When a couple gets married, a ketuba is written. Oftentimes, when the Gemara refers to the ketuba, it means specifically the monetary responsibilities that the husband has accepted in this relationship, and, in particular, the amount of money that he guaranteed to her in the event of divorce or death.
It was traditional for the wife to also bring financial assets into the marriage, which were divided into two:
- Nikhsei melug, which are possessions that remain the property of the woman. While the couple is married, her husband is okhel peirot – literally, he “eats the fruit.” In other words, she owns the property, but as long as they are married the profits accrued by the property belong to the husband. When the marriage ends, they remain hers, in whatever condition they may be.

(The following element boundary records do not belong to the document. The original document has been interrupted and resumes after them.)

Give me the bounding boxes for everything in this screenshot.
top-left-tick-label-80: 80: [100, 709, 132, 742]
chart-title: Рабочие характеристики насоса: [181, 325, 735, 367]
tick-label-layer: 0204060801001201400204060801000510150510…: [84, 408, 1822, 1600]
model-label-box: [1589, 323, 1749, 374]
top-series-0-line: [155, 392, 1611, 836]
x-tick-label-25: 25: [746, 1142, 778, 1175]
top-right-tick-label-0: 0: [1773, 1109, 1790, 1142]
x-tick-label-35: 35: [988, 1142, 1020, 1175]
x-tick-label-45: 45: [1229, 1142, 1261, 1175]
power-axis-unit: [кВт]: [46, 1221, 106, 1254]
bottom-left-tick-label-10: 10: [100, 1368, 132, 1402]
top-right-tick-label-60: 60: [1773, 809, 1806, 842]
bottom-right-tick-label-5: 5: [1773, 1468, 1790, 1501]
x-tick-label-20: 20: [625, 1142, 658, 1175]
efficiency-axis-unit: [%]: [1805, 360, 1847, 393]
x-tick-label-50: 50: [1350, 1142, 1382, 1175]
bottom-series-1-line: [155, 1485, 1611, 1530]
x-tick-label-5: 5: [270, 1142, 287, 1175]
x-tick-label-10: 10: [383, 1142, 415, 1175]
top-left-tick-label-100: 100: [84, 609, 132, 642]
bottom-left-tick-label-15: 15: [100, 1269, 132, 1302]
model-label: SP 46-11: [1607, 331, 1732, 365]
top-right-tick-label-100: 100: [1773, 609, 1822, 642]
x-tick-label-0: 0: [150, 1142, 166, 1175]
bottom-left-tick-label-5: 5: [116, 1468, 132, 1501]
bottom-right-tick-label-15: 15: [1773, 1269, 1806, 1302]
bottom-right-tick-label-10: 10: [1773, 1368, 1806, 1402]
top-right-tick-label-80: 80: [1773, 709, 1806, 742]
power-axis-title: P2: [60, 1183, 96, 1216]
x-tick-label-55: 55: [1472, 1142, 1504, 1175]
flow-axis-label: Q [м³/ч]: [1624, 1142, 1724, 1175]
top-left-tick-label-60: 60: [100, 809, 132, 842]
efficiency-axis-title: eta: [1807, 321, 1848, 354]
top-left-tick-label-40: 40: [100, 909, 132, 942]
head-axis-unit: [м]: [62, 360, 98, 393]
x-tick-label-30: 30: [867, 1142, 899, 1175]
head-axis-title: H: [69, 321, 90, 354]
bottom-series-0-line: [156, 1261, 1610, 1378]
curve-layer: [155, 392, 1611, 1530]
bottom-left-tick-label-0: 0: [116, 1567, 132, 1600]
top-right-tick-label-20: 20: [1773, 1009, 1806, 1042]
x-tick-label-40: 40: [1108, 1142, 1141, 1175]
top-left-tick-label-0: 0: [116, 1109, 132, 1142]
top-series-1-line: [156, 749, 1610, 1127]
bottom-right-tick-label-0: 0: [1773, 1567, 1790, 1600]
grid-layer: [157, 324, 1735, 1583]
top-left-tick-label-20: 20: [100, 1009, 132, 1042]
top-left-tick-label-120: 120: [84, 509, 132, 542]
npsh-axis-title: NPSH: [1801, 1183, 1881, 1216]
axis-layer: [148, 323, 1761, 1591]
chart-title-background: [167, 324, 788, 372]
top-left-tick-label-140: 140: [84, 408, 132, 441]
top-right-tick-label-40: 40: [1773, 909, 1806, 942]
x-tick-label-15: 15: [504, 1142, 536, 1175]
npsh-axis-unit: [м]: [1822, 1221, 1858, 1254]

- Nikhsei tzon barzel, which are possessions that become the property of the husband. Their value is written into the ketuba, and in the event that their marriage comes to an end – if the husband dies or if they become divorced ? the wife will be reimbursed for the full amount, either from the estate if he died or from him if they divorced.
Our Gemara introduces the idea of a woman selling her ketuba for tovat hana’ah. In the case of selling a ketuba, the idea of tovat hana’ah is the value of the ketuba on the open market while the marriage still exists. Like any commodity, the ketuba‘s potential value may be of interest to an investor. Since in the event of divorce or of the husband’s death the woman will receive a lump sum payment, someone may be willing to pay some fraction of the potential value. Of course, should the wife die first, according to takkanot Usha (see daf 88) the husband will inherit her, leaving nothing for the “investor,” something that will limit the amount that an investor might be willing to pay.